Come, then, do you also having observed these things look to the faculties which you have, and when you have looked at them, say: Bring now, O Zeus, any difficulty that thou pleasest, for I have means given to me by thee and powers for honoring myself through the things which happen. You do not so; but you sit still, trembling for fear that some things will happen, and weeping, and lamenting, and groaning for what does happen; and then you blame the gods. For what is the consequence of such meanness of spirit but impiety? And yet God has not only given us these faculties, by which we shall be able to bear everything that happens without being depressed or broken by it; but, like a good king and a true father, He has given us these faculties free from hindrance, subject to no compulsion, unimpeded, and has put them entirely in our own power, without even having reserved to Himself any power of hindering or impeding. You, who have received these powers free and as your own, use them not; you do not even see what you have received, and from whom; some of you being blinded to the giver, and not even acknowledging your benefactor, and others, through meanness of spirit, betaking yourselves to fault-finding and making charges against God. Yet I will show to you that you have powers and means for greatness of soul and manliness; but what powers you have for finding fault making accusations, do you show me.


HOW FROM THE FACT THAT WE ARE AKIN TO GOD A MAN MAY PROCEED TO THE CONSEQUENCES.—I indeed think that the old man ought to be sitting here, not to contrive how you may have no mean thoughts nor mean and ignoble talk about yourselves, but to take care that there be not among us any young men of such a mind, that when they have recognized their kinship to God, and that we are fettered by these bonds, the body, I mean, and its possessions, and whatever else on account of them is necessary to us for the economy and commerce of life, they should intend to throw off these things as if they were burdens painful and intolerable, and to depart to their kinsmen.
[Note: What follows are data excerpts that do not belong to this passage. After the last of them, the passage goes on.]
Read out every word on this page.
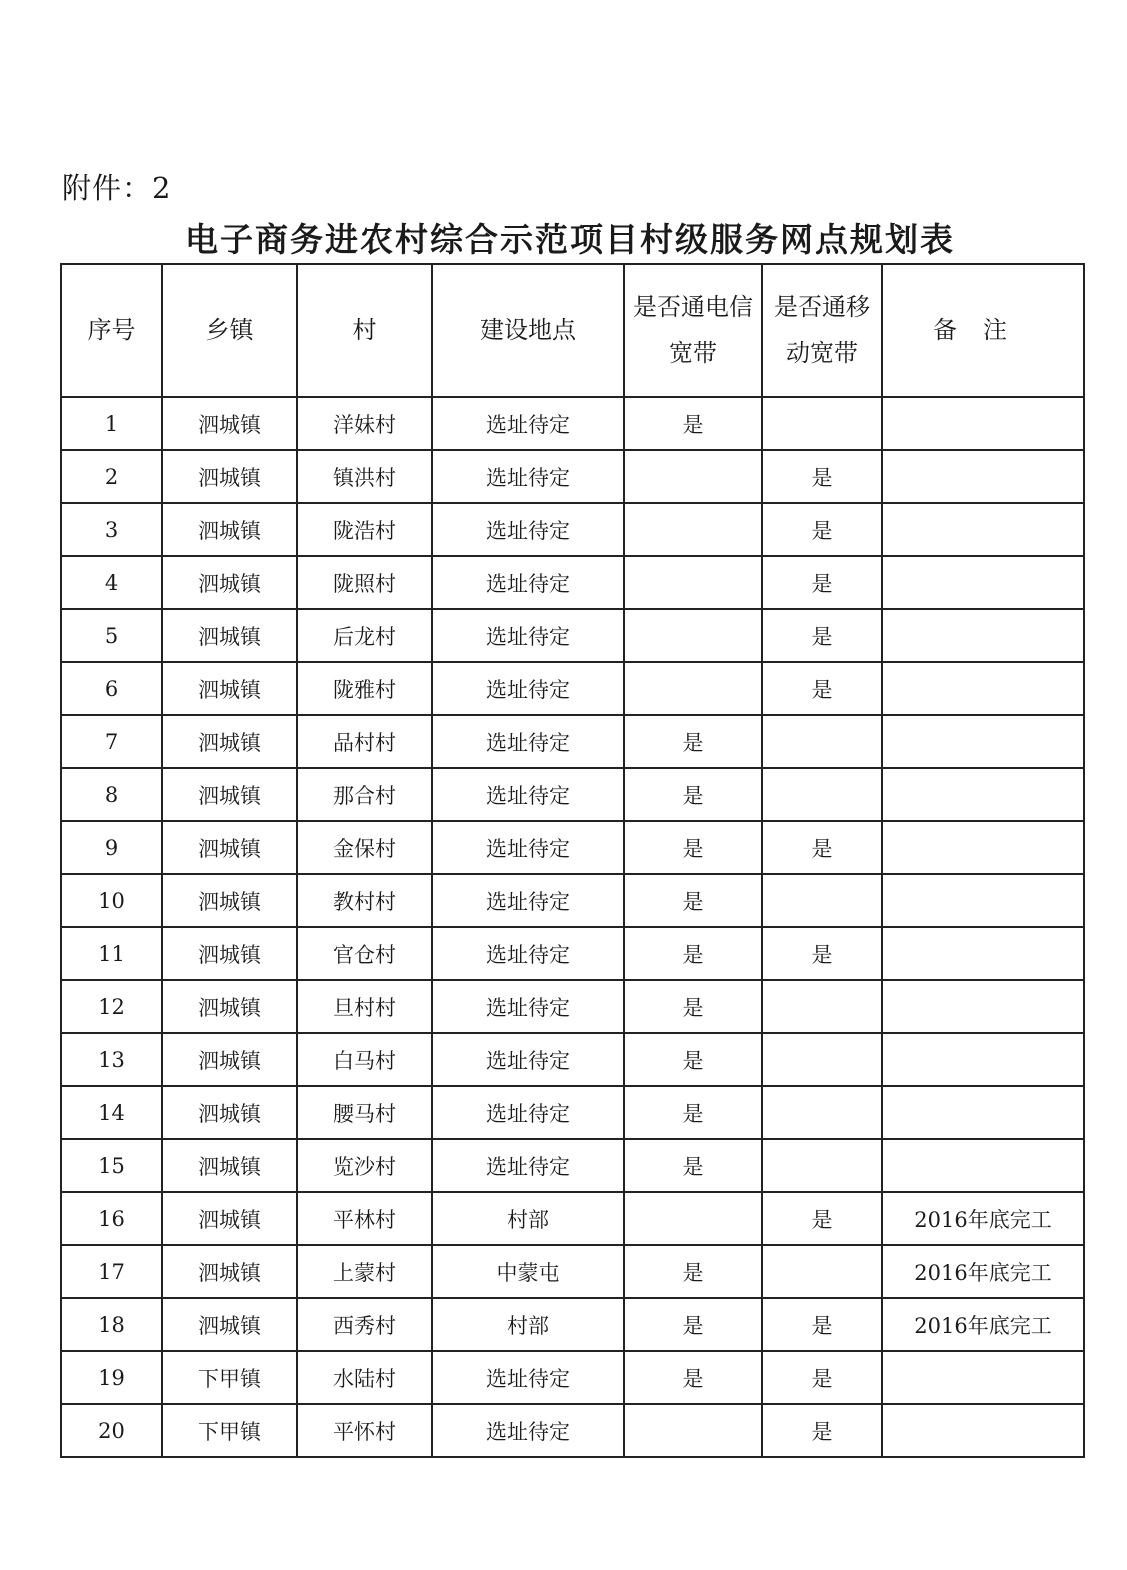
附件：2
电子商务进农村综合示范项目村级服务网点规划表
序号	乡镇	村	建设地点	是否通电信宽带	是否通移动宽带	备注
1	泗城镇	洋妹村	选址待定	是		
2	泗城镇	镇洪村	选址待定		是	
3	泗城镇	陇浩村	选址待定		是	
4	泗城镇	陇照村	选址待定		是	
5	泗城镇	后龙村	选址待定		是	
6	泗城镇	陇雅村	选址待定		是	
7	泗城镇	品村村	选址待定	是		
8	泗城镇	那合村	选址待定	是		
9	泗城镇	金保村	选址待定	是	是	
10	泗城镇	教村村	选址待定	是		
11	泗城镇	官仓村	选址待定	是	是	
12	泗城镇	旦村村	选址待定	是		
13	泗城镇	白马村	选址待定	是		
14	泗城镇	腰马村	选址待定	是		
15	泗城镇	览沙村	选址待定	是		
16	泗城镇	平林村	村部		是	2016年底完工
17	泗城镇	上蒙村	中蒙屯	是		2016年底完工
18	泗城镇	西秀村	村部	是	是	2016年底完工
19	下甲镇	水陆村	选址待定	是	是	
20	下甲镇	平怀村	选址待定		是	
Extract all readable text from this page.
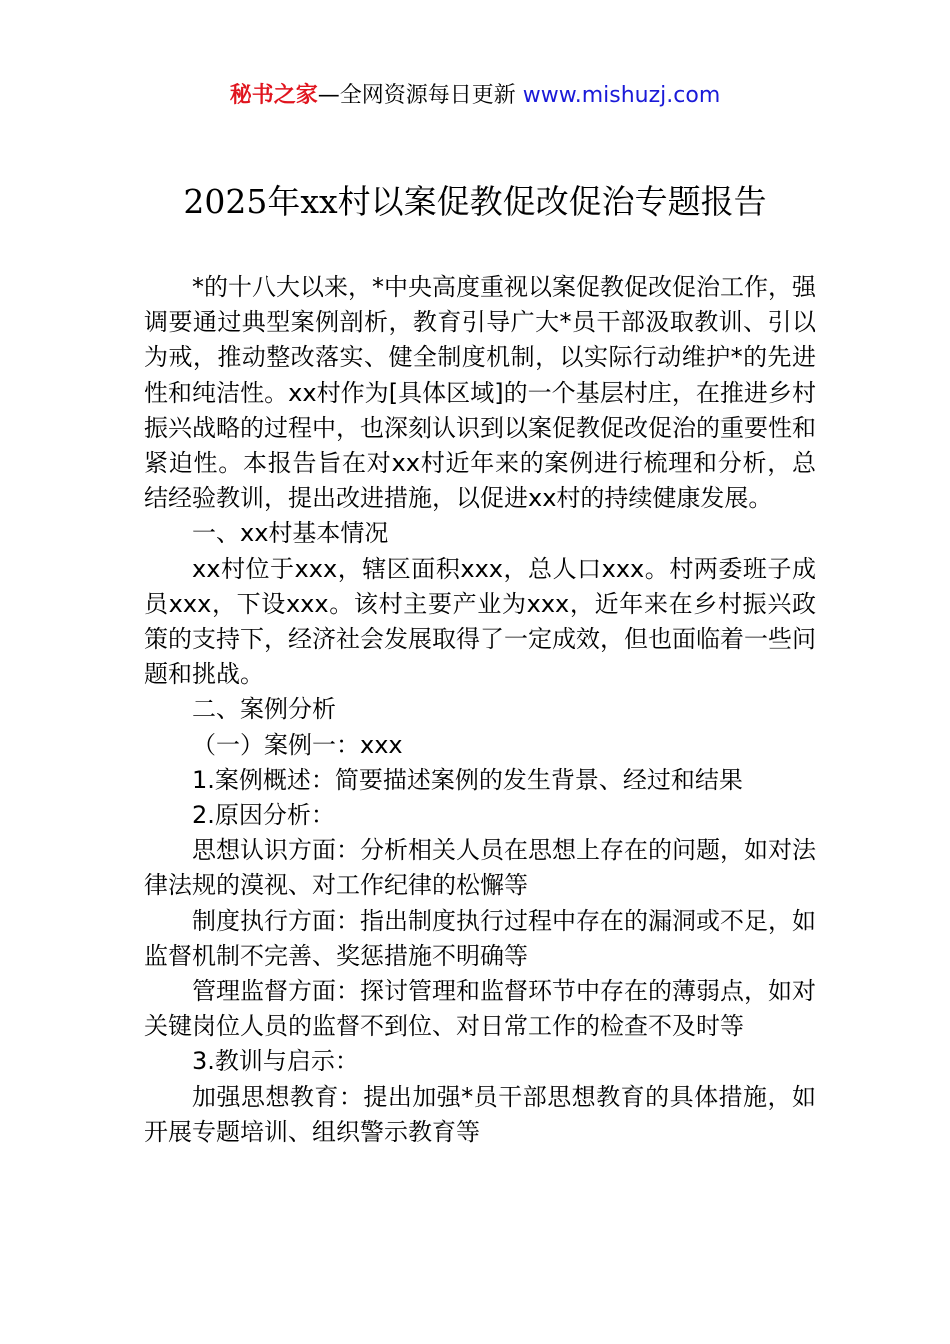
秘书之家—全网资源每日更新 www.mishuzj.com
2025年xx村以案促教促改促治专题报告

*的十八大以来，*中央高度重视以案促教促改促治工作，强调要通过典型案例剖析，教育引导广大*员干部汲取教训、引以为戒，推动整改落实、健全制度机制，以实际行动维护*的先进性和纯洁性。xx村作为[具体区域]的一个基层村庄，在推进乡村振兴战略的过程中，也深刻认识到以案促教促改促治的重要性和紧迫性。本报告旨在对xx村近年来的案例进行梳理和分析，总结经验教训，提出改进措施，以促进xx村的持续健康发展。

一、xx村基本情况

xx村位于xxx，辖区面积xxx，总人口xxx。村两委班子成员xxx，下设xxx。该村主要产业为xxx，近年来在乡村振兴政策的支持下，经济社会发展取得了一定成效，但也面临着一些问题和挑战。

二、案例分析

（一）案例一：xxx

1.案例概述：简要描述案例的发生背景、经过和结果

2.原因分析：

思想认识方面：分析相关人员在思想上存在的问题，如对法律法规的漠视、对工作纪律的松懈等

制度执行方面：指出制度执行过程中存在的漏洞或不足，如监督机制不完善、奖惩措施不明确等

管理监督方面：探讨管理和监督环节中存在的薄弱点，如对关键岗位人员的监督不到位、对日常工作的检查不及时等

3.教训与启示：

加强思想教育：提出加强*员干部思想教育的具体措施，如开展专题培训、组织警示教育等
But this is the labor that your teacher and instructor ought to be employed upon, if he really were what he should be. You should come to him and say: Epictetus, we can no longer endure being bound to this poor body, and feeding it, and giving it drink and rest, and cleaning it, and for the sake of the body complying with the wishes of these and of those. Are not these things indifferent and nothing to us; and is not death no evil? And are we not in a manner kinsmen of God, and did we not come from him? Allow us to depart to the place from which we came; allow us to be released at last from these bonds by which we are bound and weighed down. Here there are robbers and thieves and courts of justice, and those who are named tyrants, and think that they have some power over us by means of the body and its possessions. Permit us to show them that they have no power over any man. And I on my part would say: Friends, wait for God: when he shall give the signal and release you from this service, then go to him; but for the present endure to dwell in this place where he has put you. Short indeed is this time of your dwelling here, and easy to bear for those who are so disposed; for what tyrant, or what thief, or what courts of justice are formidable to those who have thus considered as things of no value the body and the possessions of the body? Wait then, do not depart without a reason.